The Cardinals will try and repeat their run to the Super Bowl starting against the Packers.
The playoffs have arrived, and for the Cardinals, that's all that matters.
The talk about what the Cards did or didn't do against Green Bay in the season finale is rendered moot, as is discussion about injuries. The losses that hurt – against the 49ers or the Panthers, for instance – don't matter, nor do the 10 victories for the first time since 1976.
"These first 20 weeks or whatever," Kurt Warner said, "is solely for this moment."
Sunday's Wild Card playoff game against the Packers is where the Cardinals' season really begins. Or ends.
One loss means the offseason, a frightening reality for any team that has gotten this far. But each victory puts a team that much closer to a Super Bowl, making each game an exhilarating, tension-filled moment in time.
"It's fun to be here because otherwise, I don't know the reason for playing the other 16 games unless you're going to have a chance to do this," Warner said. "This is fun. Opportunities are great. I think we showed last year that once you get to this point, anything is possible. That's the fun part of it."
The winner of the game will play at New Orleans Jan. 16 in the Divisional round. Dallas will play at Minnesota on Sunday in the other NFC Divisional matchup.
The Cardinals made their spectacular run a year ago, an unexpected journey that almost ended in a title. While this year's team has smartly tried to turn last season's postseason accomplishments into ancient history, those results have also undoubtedly raised expectations both inside the locker room and with the fan base.
Those results also confirm recent NFL history. The Giants won the title after the 2007 season as a wild card; the Steelers (when coach Ken Whisenhunt was there) won as a wild card in 2005.
"If you get into the playoffs and you just happen to hit that streak, then it doesn't matter if you're the first seed or the sixth seed," Packers cornerback Charles Woodson said. "If you hit that stride and get some momentum, you find yourself in the Super Bowl."
Last year's Cards were a No. 4 seed, same as this season, although many see the Packers – a No. 5 seed – as the team that will prevail Sunday.
Many national pundits don't know exactly what the Cards are bringing Sunday, however. Sitting back and doing nothing – by design – in last week's 33-7 loss has added an element of surprise.

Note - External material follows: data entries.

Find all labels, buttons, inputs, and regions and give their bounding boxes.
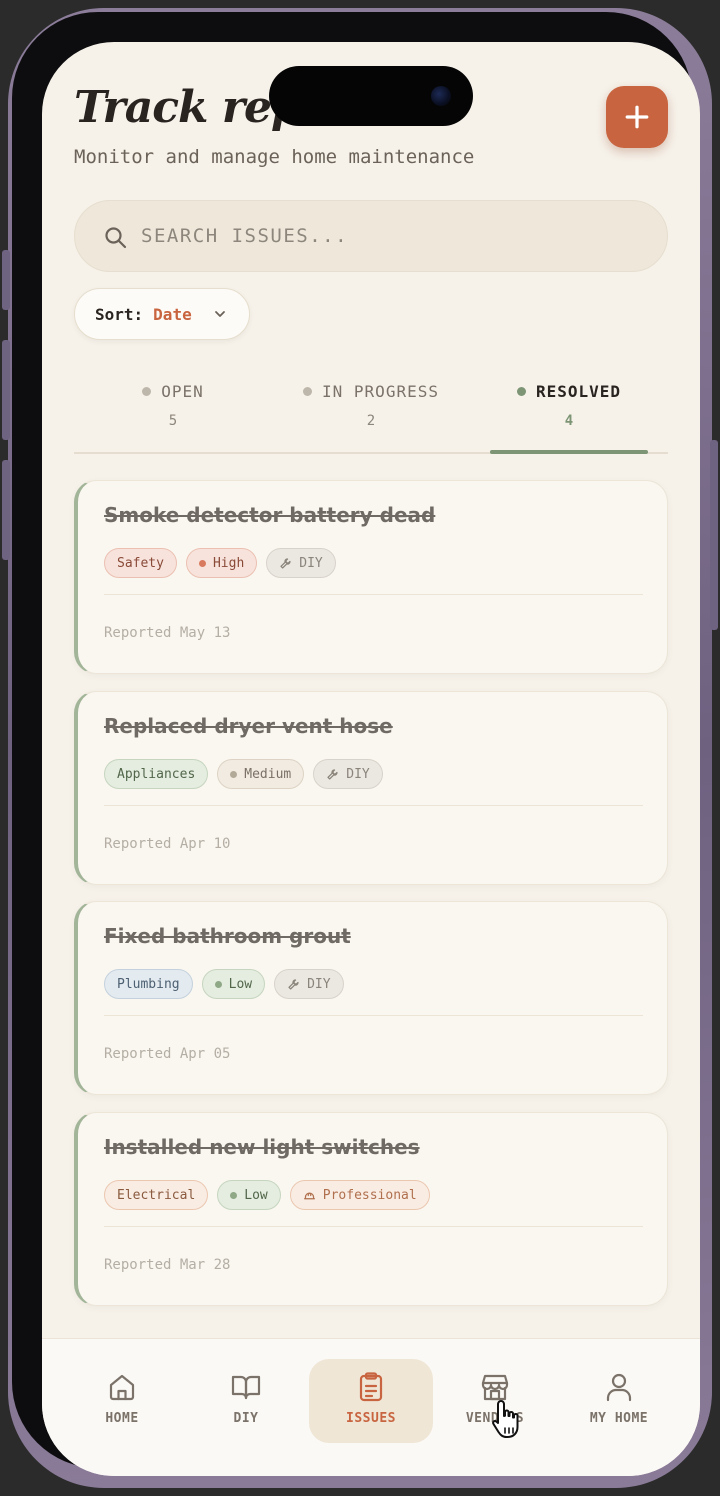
phone-power-button [710, 440, 718, 630]
issue-card[interactable]: Replaced dryer vent hose Appliances Medi… [74, 691, 668, 885]
phone-bezel: Track repairs Monitor and manage home ma… [12, 12, 700, 1476]
priority-dot [214, 980, 222, 988]
home-icon [109, 1374, 135, 1401]
tag-label: Low [228, 976, 253, 992]
issue-tags: Electrical Low Professional [104, 1180, 430, 1210]
tab-count: 5 [168, 413, 178, 429]
add-issue-button[interactable] [606, 86, 668, 148]
tab-count: 2 [366, 413, 376, 429]
tab-open[interactable]: OPEN 5 [74, 372, 272, 452]
nav-diy[interactable]: DIY [184, 1359, 308, 1443]
tab-in-progress[interactable]: IN PROGRESS 2 [272, 372, 470, 452]
card-divider [104, 594, 643, 595]
nav-label: HOME [105, 1411, 139, 1426]
nav-label: MY HOME [589, 1411, 649, 1426]
priority-tag: Low [201, 969, 266, 999]
phone-action-button [2, 250, 10, 310]
clipboard-icon [359, 1372, 383, 1402]
nav-home[interactable]: HOME [60, 1359, 184, 1443]
category-tag: Appliances [104, 759, 209, 789]
tag-label: High [212, 555, 245, 571]
card-divider [104, 805, 643, 806]
wrench-icon [280, 557, 291, 569]
status-dot [303, 387, 313, 396]
search-bar[interactable] [74, 200, 668, 272]
issue-title: Replaced dryer vent hose [104, 714, 393, 738]
nav-label: DIY [233, 1411, 259, 1426]
dynamic-island [269, 66, 473, 126]
hard-hat-icon [303, 1191, 315, 1199]
camera-icon [431, 86, 451, 106]
reported-date: Reported Mar 28 [104, 1257, 231, 1273]
active-tab-indicator [490, 450, 648, 454]
sort-label: Sort: [95, 304, 144, 324]
category-tag: Electrical [104, 1180, 209, 1210]
handler-tag: DIY [266, 548, 336, 578]
book-icon [231, 1375, 261, 1400]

Not everyone would cop to it -- "We didn't hold nothing back," defensive lineman Darnell Dockett said. "What you saw is what you'll probably see on Sunday" – but there is little question the Cards wanted to unveil something new.
"If you guys tune in on Sunday," defensive tackle Bryan Robinson said, "we'll show you some of those tricks."
The Packers did play their starters longer and unleashed more of their playbook, but they have insisted throughout the week they too held some things back for the playoff rematch.
The Packers are also mostly healthy. The only player not expected to play is special teamer Derrick Martin (the Packers had long ago lost starting cornerback Al Harris and pass rusher Aaron Kampman). For the Cardinals, cornerback Dominique Rodgers-Cromartie (knee, toe), defensive end Calais Campbell (thumb) and safety Antrel Rolle (thigh) will all play, although they likely will not be at full health.
Nevertheless, "there's no such thing as not being 100 percent," Rolle said. "If we're in the game, there are no excuses."
The Cards probably won't have wide receiver Anquan Boldin (ankle, knee), although Boldin and Whisenhunt said all week they won't make the decision on Boldin's status until Sunday.
Whisenhunt carries with him a confidence the Cardinals are in a better position than last year, when the vast majority of players had yet to experience the playoffs. That's not a problem anymore.
"Being the defending champions doesn't really mean anything," Whisenhunt said. "This is a new season. We're certainly excited we're in the playoffs, especially after losing the Super Bowl. I think we know who we are as a football team."